Reading Sarah E. Smith’s post reminded me that some universities in Australia plan to publish subject evaluation metrics. There are proposals that students should be able to see aggregated subject evaluations, which are usually mean agreement scores with statements along the lines of “this subject enabled me to develop an understanding of the subject matter” or “this subject made me feel like part of a community”. Fair enough questions and useful information for teachers.

Student evaluation is unequivocally a good thing. It one of the main ways we can learn about what courses are like for students, and improve the way we teach.

The challenge is that often it’s not solely the teaching, the assessment activities or learning materials that students are evaluating.

Jenna Price captured the challenge at the heart of this in an article yesterday:

When students fill out those forms, they don’t answer the questions before them. La Trobe University lecturer Troy Heffernan has published widely on what students really mean when they rate subjects and the teachers who teach them. It’s about gender, race, accent. It’s also about institutional practices.

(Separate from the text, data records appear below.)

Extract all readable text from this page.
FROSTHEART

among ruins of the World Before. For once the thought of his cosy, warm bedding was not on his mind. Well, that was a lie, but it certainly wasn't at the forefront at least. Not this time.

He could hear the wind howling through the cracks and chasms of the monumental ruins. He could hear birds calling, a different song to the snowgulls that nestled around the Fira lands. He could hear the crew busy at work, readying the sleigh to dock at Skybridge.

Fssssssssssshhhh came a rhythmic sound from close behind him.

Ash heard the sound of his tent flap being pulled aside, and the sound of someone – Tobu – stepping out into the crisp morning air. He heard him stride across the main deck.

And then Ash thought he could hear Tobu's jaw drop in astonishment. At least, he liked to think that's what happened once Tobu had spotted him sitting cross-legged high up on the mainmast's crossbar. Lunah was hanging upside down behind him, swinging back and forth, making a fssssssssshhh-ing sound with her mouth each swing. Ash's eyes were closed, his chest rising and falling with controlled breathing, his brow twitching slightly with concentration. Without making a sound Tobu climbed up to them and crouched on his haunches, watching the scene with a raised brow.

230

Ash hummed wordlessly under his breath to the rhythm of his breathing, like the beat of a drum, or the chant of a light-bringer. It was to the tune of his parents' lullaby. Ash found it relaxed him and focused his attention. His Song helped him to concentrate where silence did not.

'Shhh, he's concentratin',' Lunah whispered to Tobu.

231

What goes wrong when uni students mark their teachers

Evaluation is only helpful if we’re able to act on the insights it offers. If students are using them to express dissatisfaction with student-to-teacher ratios, institutional policies, or have unacknowledged gender or racial biases , their usefulness evaporates. Similarly, evaluation scales become less useful for ongoing improvement if used as proxy metrics for poorly defined staff performance outcomes.

The way forward is clearly to develop more collaborative pedagogies based on students as partners , including co-creation of subjects and recognising students as consultants in that process.

At this time, what we need to improve as teachers probably isn’t captured through an agreement scale, valuable as that could be in the proper context. It’s solving the letters in coloured circles problem. It’s figuring out what’s really going on for the humans behind the circles.

I’d like to add one question to the student evaluation forms: why don’t they turn on their cameras?